После боев первой декады июля численность захваченных пленных превысила возможности переполненной китайцами хайларской тюрьмы и их начали перевозить в Харбин. Перевозка осуществлялась по железной дороге в общем вагоне регулярного пассажирского сообщения, однако на вокзал и с вокзала пленных привозили с завязанными глазами и в пути не разрешали им смотреть в окна. Путь занимал около суток, все это время пленных не кормили.

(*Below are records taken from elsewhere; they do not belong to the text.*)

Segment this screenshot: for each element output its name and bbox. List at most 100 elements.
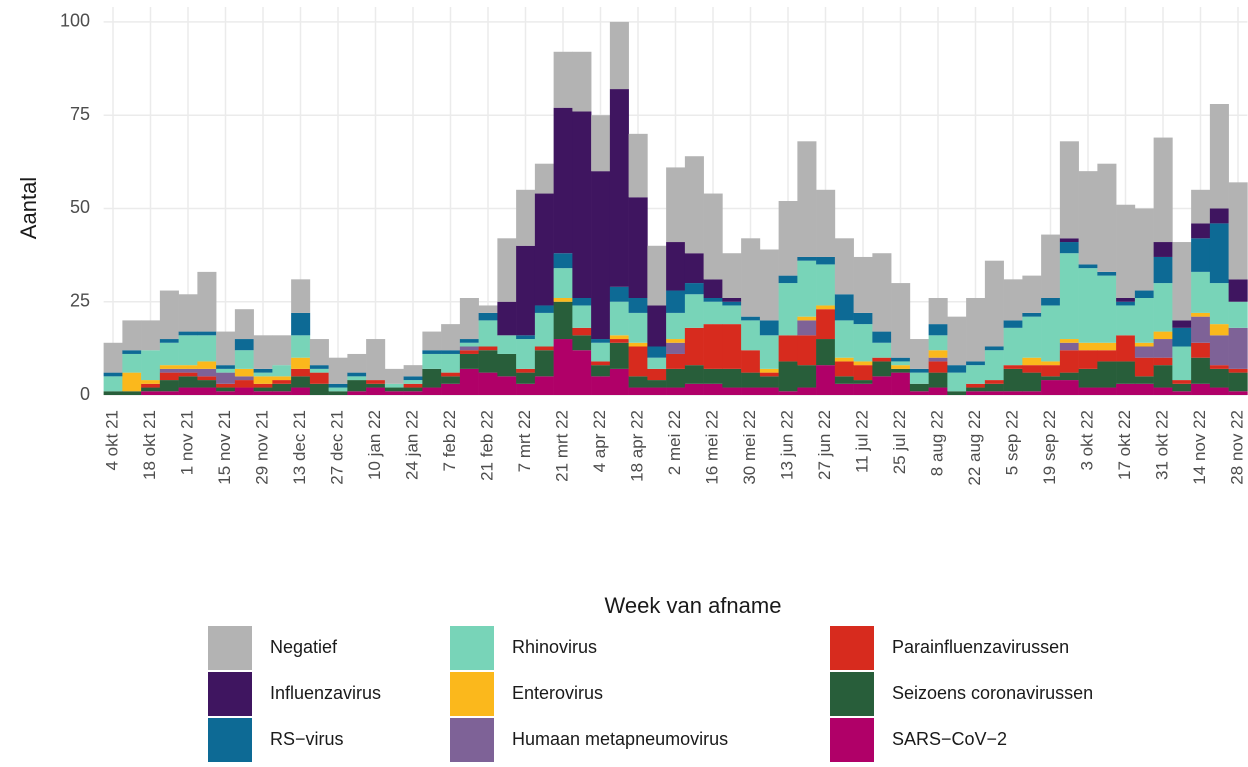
legend-label: RS−virus — [270, 729, 344, 749]
bar-segment — [797, 335, 817, 366]
bar-segment — [234, 309, 254, 340]
bar-segment — [234, 376, 254, 381]
bar-segment — [347, 380, 367, 392]
bar-segment — [872, 331, 892, 343]
bar-segment — [1078, 368, 1098, 388]
bar-segment — [216, 368, 236, 373]
bar-segment — [628, 346, 648, 377]
legend-key — [450, 626, 494, 670]
bar-segment — [103, 342, 123, 373]
bar-segment — [516, 383, 536, 395]
bar-segment — [684, 327, 704, 366]
x-tick-label: 22 aug 22 — [965, 410, 984, 486]
bar-segment — [159, 372, 179, 381]
bar-segment — [159, 368, 179, 373]
x-tick-label: 17 okt 22 — [1115, 410, 1134, 480]
x-tick-label: 10 jan 22 — [365, 410, 384, 480]
bar-segment — [684, 253, 704, 284]
bar-segment — [216, 391, 236, 395]
bar-segment — [1041, 376, 1061, 381]
x-axis-title: Week van afname — [605, 593, 782, 618]
bar-segment — [1003, 368, 1023, 392]
bar-segment — [984, 380, 1004, 384]
y-tick-label: 0 — [80, 384, 90, 404]
bar-segment — [309, 339, 329, 366]
legend-label: Rhinovirus — [512, 637, 597, 657]
y-tick-label: 25 — [70, 290, 90, 310]
bar-segment — [347, 372, 367, 377]
bar-segment — [1041, 234, 1061, 298]
bar-segment — [403, 387, 423, 392]
bar-segment — [497, 353, 517, 377]
bar-segment — [234, 387, 254, 395]
bar-segment — [591, 342, 611, 362]
bar-segment — [984, 383, 1004, 392]
bar-segment — [197, 271, 217, 332]
bar-segment — [347, 376, 367, 381]
bar-segment — [1228, 279, 1248, 302]
bar-segment — [1172, 320, 1192, 328]
bar-segment — [647, 305, 667, 347]
bar-segment — [591, 339, 611, 343]
bar-segment — [797, 141, 817, 257]
bar-segment — [1153, 339, 1173, 358]
bar-segment — [1116, 301, 1136, 306]
x-tick-label: 14 nov 22 — [1190, 410, 1209, 485]
bar-segment — [478, 346, 498, 351]
legend-key — [830, 718, 874, 762]
bar-segment — [816, 264, 836, 306]
bar-segment — [1059, 242, 1079, 254]
bar-segment — [928, 387, 948, 395]
bar-segment — [534, 312, 554, 347]
bar-segment — [966, 383, 986, 388]
bar-segment — [684, 156, 704, 254]
bar-segment — [891, 283, 911, 358]
bar-segment — [141, 380, 161, 384]
x-tick-label: 16 mei 22 — [702, 410, 721, 485]
y-tick-label: 75 — [70, 104, 90, 124]
x-tick-label: 3 okt 22 — [1077, 410, 1096, 471]
bar-segment — [1022, 365, 1042, 373]
bar-segment — [628, 312, 648, 343]
x-tick-label: 11 jul 22 — [852, 410, 871, 473]
legend-label: Parainfluenzavirussen — [892, 637, 1069, 657]
bar-segment — [1041, 380, 1061, 395]
bar-segment — [1191, 312, 1211, 317]
bar-segment — [891, 372, 911, 395]
bar-segment — [891, 365, 911, 369]
bar-segment — [1078, 350, 1098, 369]
bar-segment — [459, 346, 479, 351]
bar-segment — [572, 111, 592, 298]
bar-segment — [666, 342, 686, 354]
bar-segment — [534, 193, 554, 306]
bar-segment — [1153, 357, 1173, 366]
bar-segment — [1172, 327, 1192, 347]
bar-segment — [947, 316, 967, 366]
bar-segment — [628, 387, 648, 395]
bar-segment — [291, 279, 311, 313]
bar-segment — [1191, 189, 1211, 224]
bar-segment — [384, 368, 404, 384]
bar-segment — [1209, 335, 1229, 366]
bar-segment — [422, 350, 442, 354]
bar-segment — [722, 387, 742, 395]
bar-segment — [591, 376, 611, 395]
bar-segment — [1078, 342, 1098, 351]
bar-segment — [534, 376, 554, 395]
legend-key — [208, 672, 252, 716]
bar-segment — [178, 365, 198, 369]
bar-segment — [816, 189, 836, 257]
bar-segment — [609, 368, 629, 395]
bar-segment — [234, 339, 254, 351]
bar-segment — [553, 339, 573, 395]
bar-segment — [534, 305, 554, 313]
x-tick-label: 8 aug 22 — [927, 410, 946, 476]
bar-segment — [834, 361, 854, 377]
bar-segment — [703, 279, 723, 298]
bar-segment — [478, 320, 498, 347]
bar-segment — [291, 312, 311, 336]
bar-segment — [797, 320, 817, 336]
bar-segment — [216, 372, 236, 384]
bar-segment — [159, 290, 179, 340]
bar-segment — [984, 346, 1004, 351]
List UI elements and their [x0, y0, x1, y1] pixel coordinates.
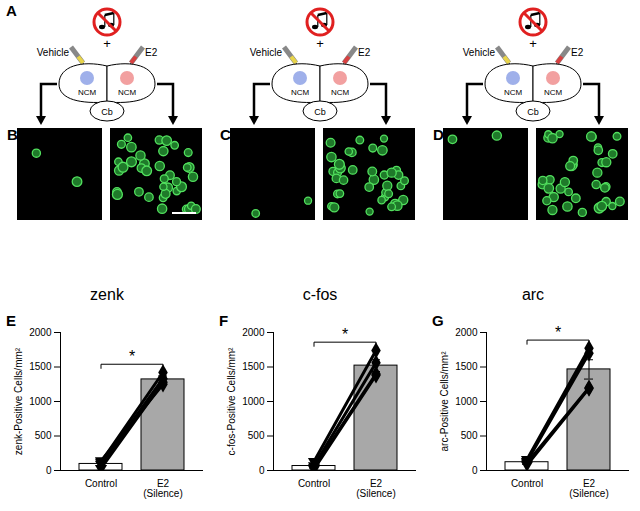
svg-text:arc: arc — [522, 286, 544, 303]
svg-text:E: E — [6, 312, 16, 329]
svg-text:1500: 1500 — [29, 361, 52, 372]
svg-text:A: A — [6, 2, 17, 19]
svg-text:+: + — [316, 36, 324, 51]
svg-text:Cb: Cb — [314, 107, 326, 117]
svg-text:NCM: NCM — [291, 88, 310, 97]
svg-text:500: 500 — [461, 430, 478, 441]
svg-text:C: C — [220, 126, 231, 143]
svg-text:NCM: NCM — [331, 88, 350, 97]
svg-text:zenk-Positive Cells/mm²: zenk-Positive Cells/mm² — [13, 347, 24, 455]
svg-text:0: 0 — [472, 465, 478, 476]
svg-text:Control: Control — [298, 478, 330, 489]
svg-text:+: + — [529, 36, 537, 51]
svg-text:500: 500 — [248, 430, 265, 441]
svg-text:E2: E2 — [358, 47, 371, 58]
svg-text:F: F — [219, 312, 228, 329]
svg-text:NCM: NCM — [78, 88, 97, 97]
svg-text:c-fos-Positive Cells/mm²: c-fos-Positive Cells/mm² — [226, 347, 237, 455]
svg-text:NCM: NCM — [544, 88, 563, 97]
svg-text:1000: 1000 — [242, 396, 265, 407]
svg-text:*: * — [342, 326, 348, 343]
svg-text:c-fos: c-fos — [303, 286, 338, 303]
svg-text:*: * — [129, 348, 135, 365]
svg-text:1500: 1500 — [455, 361, 478, 372]
svg-text:Control: Control — [511, 478, 543, 489]
svg-text:Cb: Cb — [527, 107, 539, 117]
svg-text:NCM: NCM — [504, 88, 523, 97]
svg-text:G: G — [432, 312, 444, 329]
svg-text:*: * — [555, 324, 561, 341]
svg-text:NCM: NCM — [118, 88, 137, 97]
svg-text:2000: 2000 — [242, 327, 265, 338]
svg-text:B: B — [7, 126, 18, 143]
svg-text:2000: 2000 — [455, 327, 478, 338]
svg-text:0: 0 — [259, 465, 265, 476]
svg-text:E2(Silence): E2(Silence) — [356, 478, 395, 499]
svg-text:0: 0 — [46, 465, 52, 476]
svg-text:arc-Positive Cells/mm²: arc-Positive Cells/mm² — [439, 351, 450, 452]
svg-text:1500: 1500 — [242, 361, 265, 372]
svg-text:zenk: zenk — [90, 286, 125, 303]
svg-text:1000: 1000 — [29, 396, 52, 407]
svg-text:Vehicle: Vehicle — [250, 47, 283, 58]
svg-text:E2: E2 — [571, 47, 584, 58]
svg-text:+: + — [103, 36, 111, 51]
svg-text:E2: E2 — [145, 47, 158, 58]
svg-text:D: D — [433, 126, 444, 143]
svg-text:Cb: Cb — [101, 107, 113, 117]
svg-text:E2(Silence): E2(Silence) — [569, 478, 608, 499]
svg-text:500: 500 — [35, 430, 52, 441]
svg-text:E2(Silence): E2(Silence) — [143, 478, 182, 499]
svg-text:1000: 1000 — [455, 396, 478, 407]
svg-text:Vehicle: Vehicle — [463, 47, 496, 58]
svg-text:2000: 2000 — [29, 327, 52, 338]
svg-text:Control: Control — [85, 478, 117, 489]
svg-text:Vehicle: Vehicle — [37, 47, 70, 58]
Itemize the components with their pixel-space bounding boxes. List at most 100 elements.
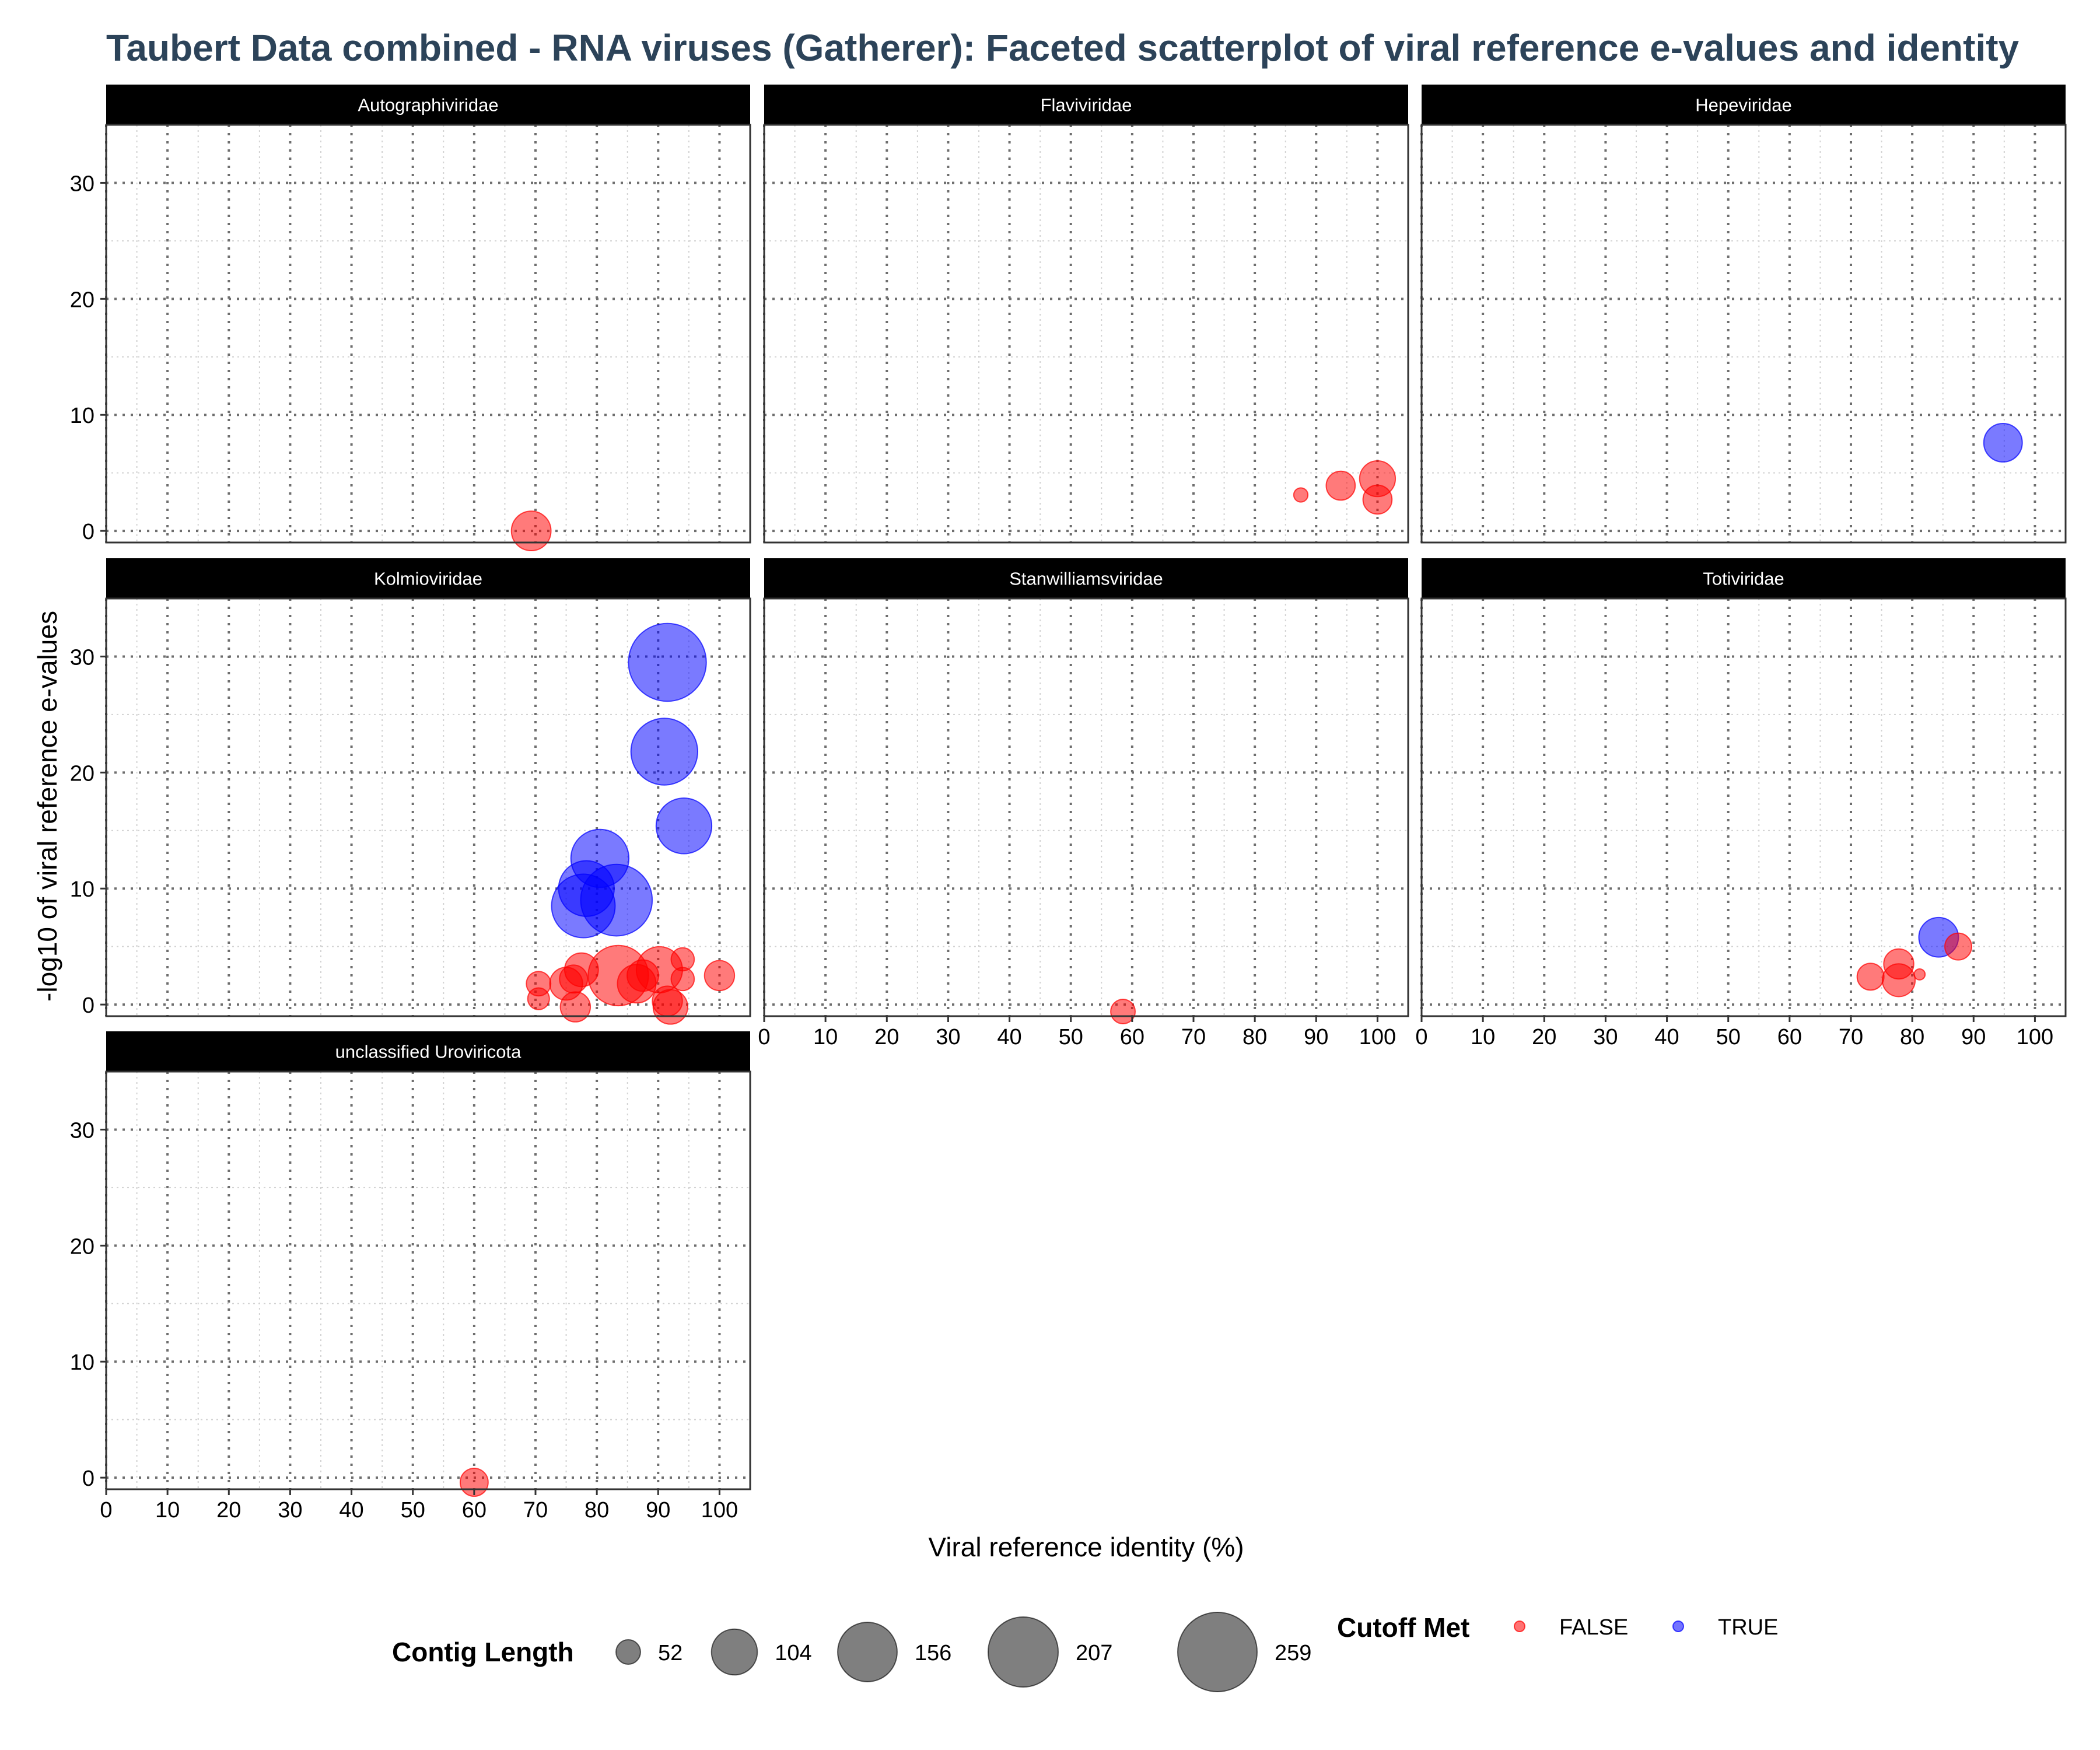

Переброска пленных в Харбин была быстро зафиксирована советской разведкой. Уже 13 июля харбинский резидент РУ РККА сообщил в Москву, что 11 июля в город было доставлено около 30 пленных красноармейцев.[55] Майор Нюмура Мацуити, токумхэй отвечавший за разведку на халхингольском фронте, вообще считал, что харбинской резидентуре РУ РККА в дальнейшем даже удалось внедрить агента непосредственно в лагерь военнопленных.[56] Теоретически такая возможность существовала, так как в охране «Хогоина» служили русские эмигранты,[57] однако в известных донесениях из Харбина по линии РУ РККА никаких сведений, поступивших из лагеря военнопленных, не содержится. Следует отметить, однако, что агент Разведывательного Управления РККА, хотя и не принадлежащий харбинской резидентуре, действительно побывал в лагере сразу после водворения туда халхингольских пленных, причем сам Нюмура лично разрешил ему посещение. Этим человеком был уже упоминавшийся выше «французский корреспондент Де Вукелич», посетивший лагерь в составе группы иностранных журналистов. Точная датя посещения неизвестна, вероятно, это произошло 14–17 июля. Опубликованное 20 июля японской прессой интервью с Бранко Вукеличем, «выдержанное в прояпонских тонах», вполне можно считать образцом попытки осторожного управления общественным мнением через враждебные средства массовой информации. Так, рассказывая о хорошем обращении с пленными в Харбине, «Вукелич заметил, что одежда и обувь пленных были в хорошем состоянии, но было очевидно, что они не получали достаточно пищи. Когда японцы в первый раз стали давать им еду, то они жадно набрасывались на нее и глотали ее подобно голодным людям», и эта информация была распространена агентством «Домэй». Заявив, что пленные «были опечалены при мысли о разлуке со своими родными» и «были очень озлоблены на своих руководителей» он отметил, что «пленные единогласно заявили, что средние советские горожане, будь то военные или частные граждане, все против войны и не желают воевать», попытавшись донести до читателей идею о ложности концепции об агрессивности «русских вообще». Впрочем, редактором «Домэй» это было интерпретировано лишь как свидетельство плохого морального состояния и отсутствия боевого духа красноармейцев.[58]